The left to right rule, is not just for computers. It applies, any time your operations have equal precedence in the order of operations used. The important one in use by humans across the globe is: $$\boldsymbol{B}\text{rackets}\\\boldsymbol{E}\text{xponents}\\\boldsymbol{D}\text{ivision, or }\boldsymbol{M}\text{ultiplication}\\\boldsymbol{A}\text{ddition, or }\boldsymbol{S}\text{ubtraction}$$ Though, I've also seen it written as GEMS.

Answer 3

Subtraction and division of real numbers are neither commutative nor associative. This means that we usually have to put parentheses to avoid ambiguity. However, since these arithmetic operations occur frequently, it is common to think of these operations as left-associative. This means we have \begin{align*} \color{blue}{a-b-c := (a-b)-c}\qquad\quad\mathrm{and}\qquad\quad \color{blue}{a/b/c := (a/b)/c=\frac{a}{bc}}\\ \end{align*} and can so reduce the number of parentheses.

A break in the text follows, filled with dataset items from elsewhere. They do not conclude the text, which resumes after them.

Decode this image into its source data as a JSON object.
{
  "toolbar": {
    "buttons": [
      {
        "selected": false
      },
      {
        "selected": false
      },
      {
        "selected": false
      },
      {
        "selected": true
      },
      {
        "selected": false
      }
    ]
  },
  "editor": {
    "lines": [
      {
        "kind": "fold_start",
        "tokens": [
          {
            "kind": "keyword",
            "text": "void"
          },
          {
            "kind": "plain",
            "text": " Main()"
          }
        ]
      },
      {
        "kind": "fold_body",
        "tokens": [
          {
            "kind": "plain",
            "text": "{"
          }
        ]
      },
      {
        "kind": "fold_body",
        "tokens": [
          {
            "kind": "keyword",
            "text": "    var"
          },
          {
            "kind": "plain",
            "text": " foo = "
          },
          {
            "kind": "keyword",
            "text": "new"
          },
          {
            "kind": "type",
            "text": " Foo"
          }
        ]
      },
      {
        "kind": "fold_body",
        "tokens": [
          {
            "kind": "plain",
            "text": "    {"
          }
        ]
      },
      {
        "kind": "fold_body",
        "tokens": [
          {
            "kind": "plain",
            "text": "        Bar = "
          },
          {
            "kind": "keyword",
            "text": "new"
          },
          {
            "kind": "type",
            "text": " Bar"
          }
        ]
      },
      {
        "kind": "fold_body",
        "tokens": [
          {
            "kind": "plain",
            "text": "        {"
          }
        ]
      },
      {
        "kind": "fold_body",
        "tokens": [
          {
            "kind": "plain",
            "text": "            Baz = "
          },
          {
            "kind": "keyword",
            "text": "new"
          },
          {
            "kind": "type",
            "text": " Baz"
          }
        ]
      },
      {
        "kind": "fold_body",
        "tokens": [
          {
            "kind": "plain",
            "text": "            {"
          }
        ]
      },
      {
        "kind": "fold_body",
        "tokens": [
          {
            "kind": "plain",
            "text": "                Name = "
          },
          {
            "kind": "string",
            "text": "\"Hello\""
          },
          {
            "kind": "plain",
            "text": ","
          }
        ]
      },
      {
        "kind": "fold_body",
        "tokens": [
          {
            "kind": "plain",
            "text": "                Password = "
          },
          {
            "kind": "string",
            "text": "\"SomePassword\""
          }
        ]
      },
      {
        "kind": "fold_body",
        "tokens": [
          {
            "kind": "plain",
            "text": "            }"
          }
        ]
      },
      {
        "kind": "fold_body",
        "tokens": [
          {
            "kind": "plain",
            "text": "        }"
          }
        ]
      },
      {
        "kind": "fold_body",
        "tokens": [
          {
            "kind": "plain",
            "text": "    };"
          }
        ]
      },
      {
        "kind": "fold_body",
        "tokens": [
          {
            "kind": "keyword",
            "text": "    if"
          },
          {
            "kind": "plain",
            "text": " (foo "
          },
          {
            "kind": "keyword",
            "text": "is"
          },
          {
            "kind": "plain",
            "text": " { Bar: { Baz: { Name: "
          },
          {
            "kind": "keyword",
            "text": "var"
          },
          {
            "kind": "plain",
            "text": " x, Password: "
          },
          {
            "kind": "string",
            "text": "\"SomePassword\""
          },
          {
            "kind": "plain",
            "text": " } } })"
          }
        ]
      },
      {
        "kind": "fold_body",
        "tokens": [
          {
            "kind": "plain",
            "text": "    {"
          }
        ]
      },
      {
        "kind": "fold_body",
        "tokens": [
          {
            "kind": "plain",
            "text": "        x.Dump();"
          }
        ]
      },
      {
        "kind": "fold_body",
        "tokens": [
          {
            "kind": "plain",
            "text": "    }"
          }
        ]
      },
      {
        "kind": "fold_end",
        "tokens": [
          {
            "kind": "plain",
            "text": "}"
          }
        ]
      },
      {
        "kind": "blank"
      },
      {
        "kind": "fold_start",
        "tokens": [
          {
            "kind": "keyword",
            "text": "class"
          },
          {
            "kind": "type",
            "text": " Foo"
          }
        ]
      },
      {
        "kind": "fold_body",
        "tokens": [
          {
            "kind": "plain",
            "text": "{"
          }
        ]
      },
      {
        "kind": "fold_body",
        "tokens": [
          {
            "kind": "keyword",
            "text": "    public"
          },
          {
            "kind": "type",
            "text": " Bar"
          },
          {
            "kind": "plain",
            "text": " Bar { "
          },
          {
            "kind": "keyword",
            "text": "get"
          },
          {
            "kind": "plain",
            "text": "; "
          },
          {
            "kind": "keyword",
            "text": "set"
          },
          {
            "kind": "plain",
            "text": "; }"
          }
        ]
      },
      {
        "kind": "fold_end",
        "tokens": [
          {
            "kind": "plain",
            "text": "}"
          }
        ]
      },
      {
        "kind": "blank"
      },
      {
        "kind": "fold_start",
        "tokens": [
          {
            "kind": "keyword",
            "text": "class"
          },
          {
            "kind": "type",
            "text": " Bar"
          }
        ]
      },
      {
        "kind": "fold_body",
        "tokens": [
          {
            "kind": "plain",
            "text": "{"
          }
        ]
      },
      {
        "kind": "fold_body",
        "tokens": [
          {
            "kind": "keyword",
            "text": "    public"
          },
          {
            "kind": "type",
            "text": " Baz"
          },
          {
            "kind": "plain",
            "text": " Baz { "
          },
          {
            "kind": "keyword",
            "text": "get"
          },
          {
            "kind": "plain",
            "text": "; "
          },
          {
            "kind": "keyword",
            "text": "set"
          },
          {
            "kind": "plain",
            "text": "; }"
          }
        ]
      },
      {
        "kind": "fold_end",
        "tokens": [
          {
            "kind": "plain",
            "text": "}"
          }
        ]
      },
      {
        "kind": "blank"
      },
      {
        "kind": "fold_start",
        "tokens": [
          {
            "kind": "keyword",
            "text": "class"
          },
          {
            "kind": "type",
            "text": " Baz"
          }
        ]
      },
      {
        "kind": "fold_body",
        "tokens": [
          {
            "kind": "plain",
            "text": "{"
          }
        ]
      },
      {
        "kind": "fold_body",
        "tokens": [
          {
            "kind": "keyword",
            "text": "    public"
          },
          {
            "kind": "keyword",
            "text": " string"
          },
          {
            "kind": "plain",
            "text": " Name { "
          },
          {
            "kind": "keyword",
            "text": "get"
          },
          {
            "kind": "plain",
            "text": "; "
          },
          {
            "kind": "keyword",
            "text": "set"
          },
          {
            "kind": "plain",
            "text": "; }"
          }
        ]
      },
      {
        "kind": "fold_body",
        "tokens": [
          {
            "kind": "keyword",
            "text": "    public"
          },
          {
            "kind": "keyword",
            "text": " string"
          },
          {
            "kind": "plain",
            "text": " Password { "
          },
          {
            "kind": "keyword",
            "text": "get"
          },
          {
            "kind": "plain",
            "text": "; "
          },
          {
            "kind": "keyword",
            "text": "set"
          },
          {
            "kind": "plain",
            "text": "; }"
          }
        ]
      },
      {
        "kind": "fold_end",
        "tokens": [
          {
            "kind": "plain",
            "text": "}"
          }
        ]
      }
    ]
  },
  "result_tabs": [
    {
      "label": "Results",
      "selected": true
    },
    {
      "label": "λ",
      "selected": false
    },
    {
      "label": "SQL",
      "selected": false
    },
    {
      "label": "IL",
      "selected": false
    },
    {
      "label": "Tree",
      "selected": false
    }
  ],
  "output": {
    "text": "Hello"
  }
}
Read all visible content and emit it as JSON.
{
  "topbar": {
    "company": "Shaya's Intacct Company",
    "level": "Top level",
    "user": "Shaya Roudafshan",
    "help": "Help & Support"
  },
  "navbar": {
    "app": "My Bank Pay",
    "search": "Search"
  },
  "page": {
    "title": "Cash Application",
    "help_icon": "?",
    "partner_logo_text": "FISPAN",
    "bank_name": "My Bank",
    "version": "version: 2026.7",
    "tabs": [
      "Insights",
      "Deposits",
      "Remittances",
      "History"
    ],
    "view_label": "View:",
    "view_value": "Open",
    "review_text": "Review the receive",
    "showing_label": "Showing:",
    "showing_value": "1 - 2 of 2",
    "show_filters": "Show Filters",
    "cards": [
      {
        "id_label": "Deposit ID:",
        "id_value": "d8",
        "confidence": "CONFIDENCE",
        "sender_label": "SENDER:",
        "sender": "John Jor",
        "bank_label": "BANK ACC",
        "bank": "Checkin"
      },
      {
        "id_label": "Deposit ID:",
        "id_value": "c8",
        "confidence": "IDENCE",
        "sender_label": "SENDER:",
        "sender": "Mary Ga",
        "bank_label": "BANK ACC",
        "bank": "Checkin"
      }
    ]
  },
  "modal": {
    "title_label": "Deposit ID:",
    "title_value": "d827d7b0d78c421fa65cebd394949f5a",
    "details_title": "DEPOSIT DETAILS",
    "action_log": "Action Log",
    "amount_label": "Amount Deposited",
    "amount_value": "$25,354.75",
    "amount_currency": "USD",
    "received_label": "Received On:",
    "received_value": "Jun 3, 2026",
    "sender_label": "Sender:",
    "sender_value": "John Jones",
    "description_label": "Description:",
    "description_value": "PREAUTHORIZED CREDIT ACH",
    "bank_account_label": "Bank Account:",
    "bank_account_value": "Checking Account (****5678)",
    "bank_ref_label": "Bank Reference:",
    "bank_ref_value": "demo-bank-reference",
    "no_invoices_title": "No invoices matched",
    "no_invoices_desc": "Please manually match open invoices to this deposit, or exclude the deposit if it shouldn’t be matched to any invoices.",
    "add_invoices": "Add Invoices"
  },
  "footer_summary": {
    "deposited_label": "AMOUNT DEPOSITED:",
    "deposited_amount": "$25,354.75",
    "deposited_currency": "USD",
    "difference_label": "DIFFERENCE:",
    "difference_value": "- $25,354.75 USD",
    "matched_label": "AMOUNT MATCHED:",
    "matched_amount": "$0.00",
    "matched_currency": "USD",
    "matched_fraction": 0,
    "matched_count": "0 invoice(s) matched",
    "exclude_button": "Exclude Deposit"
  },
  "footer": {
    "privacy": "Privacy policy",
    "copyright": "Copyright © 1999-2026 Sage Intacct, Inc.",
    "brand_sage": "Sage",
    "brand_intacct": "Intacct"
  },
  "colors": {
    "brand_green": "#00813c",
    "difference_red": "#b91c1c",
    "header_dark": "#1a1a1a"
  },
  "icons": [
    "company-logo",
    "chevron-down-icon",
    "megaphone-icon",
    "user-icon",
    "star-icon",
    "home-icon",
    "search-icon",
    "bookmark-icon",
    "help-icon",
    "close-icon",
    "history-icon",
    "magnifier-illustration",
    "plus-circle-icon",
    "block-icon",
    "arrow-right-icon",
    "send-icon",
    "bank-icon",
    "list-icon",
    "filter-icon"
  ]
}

• Alternatively, if we divide a real number $a$ by a non-zero real number $b$, we can multiply by the reciprocal of $b$: \begin{align*} a/b = a\cdot \frac{1}{b}\tag{1} \end{align*} Left-associativity goes hand in hand with (1) since we have \begin{align*} a/b/c&:=(a/b)/c=\frac{a}{bc}=a\cdot\frac{1}{b}\cdot\frac{1}{c}\\ a/b/c/d&:=((a/b)/c)/d=\frac{a}{bcd}=a\cdot\frac{1}{b}\cdot\frac{1}{c}\cdot\frac{1}{d} \end{align*}

• The left-associtivity makes it easy to correctly read seeminlgy complicated expressions as for instance \begin{align*} a/b/c\cdot d\cdot e/f\cdot g/h=\frac{adeg}{bcfh}\tag{2} \end{align*} The left-hand side in (2) contains both some multiplications and some divisions. If we agree on left-associativity, we only need to put all the terms that are multiplied ($a,d,e$ and $g$) in the numerator and all the others in the denominator.

Left-associativity in action: In this MSE answer we see a rational function \begin{align*} \frac{1}{1+\color{blue}{w/(1+w)^2/z/(1+z)}} \end{align*} where a part of the denominator uses the common left-associativity of the '$/$' operator.